Chelsea still miss killer instincts but at least have a blueprint for second half of season
By Sean Walsh
Chelsea have been one of the Premier League's biggest underachievers so far this season, a team that does not deserve the 'world champions' tag which they technically still retain.
The Blues looked stale in the last weeks of Thomas Tuchel's tenure, and after enjoying Graham Potter's new manager bounce, they quickly reverted to their 2022 type - a stale squad that looked sick to the back teeth of each other.
Heading into the World Cup break, their bloated roster was seen as a strange amalgamation of Roman Abramovich's win-now regime and the scattergun approach overseen in Todd Boehly's first summer. The hope was that a reshaped recruitment team would lead a rebuild moving forward and that this season would be about treading water ahead of a new era.
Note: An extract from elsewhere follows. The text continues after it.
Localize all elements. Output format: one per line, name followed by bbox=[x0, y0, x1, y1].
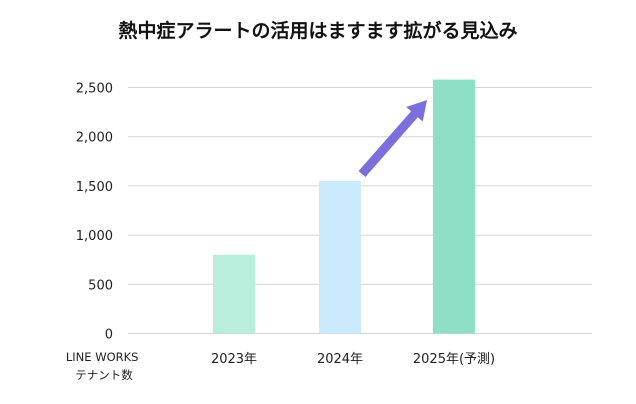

On Chelsea's return to Premier League action on Tuesday though, they showed real signs of life and gave fans optimism that they are still contenders in the top-four race.
Goals from Kai Havertz and Mason Mount saw the Blues go into half-time with their biggest lead all year. From the off, the hosts showed both a capability and desire to play through Bournemouth like they were slicing butter.
Potter's sides usually change formations throughout matches fluidly and require players to be versatile, but this was a more rigid system which instead empowered individuals in these more-defined roles. Raheem Sterling and Reece James dominated the right flank in willing tandem, Denis Zakaria's stay-and-go midfield partnership worked perfectly, the aforementioned Mount and Havertz complimented each other superbly.
Chelsea are a team known for winning at all costs rather than free-flowing style, but the appointment of Potter was a sign that this board want a long-term plan, a sustainable way of playing to match off-field ingenuity.
The changing of the guard from Frank Lampard to Tuchel almost definitively proved that players at this level are not un-coachable, but are rather poorly coached or in the wrong situation. Chelsea's current cohort is in need of surgery but it's hardly an unfixable squad.
In fact, their biggest problem on Tuesday was that they didn't completely kill the game off, that they started so brightly but opened the door for Bournemouth to fight back.
They were a little fortunate that the Cherries' territorial gains were only in midfield, with their lack of attacking quality giving the illusion that Chelsea managed to keep them at arm's length. This wasn't exactly the case with the final 20 minutes or so feeling a tad uncomfortable inside Stamford Bridge.
But if the first 60 minutes or so is how Chelsea plan on playing for the rest of the season - with an effective mix of directness and control, pace and possession - then they might just salvage a tangible reward.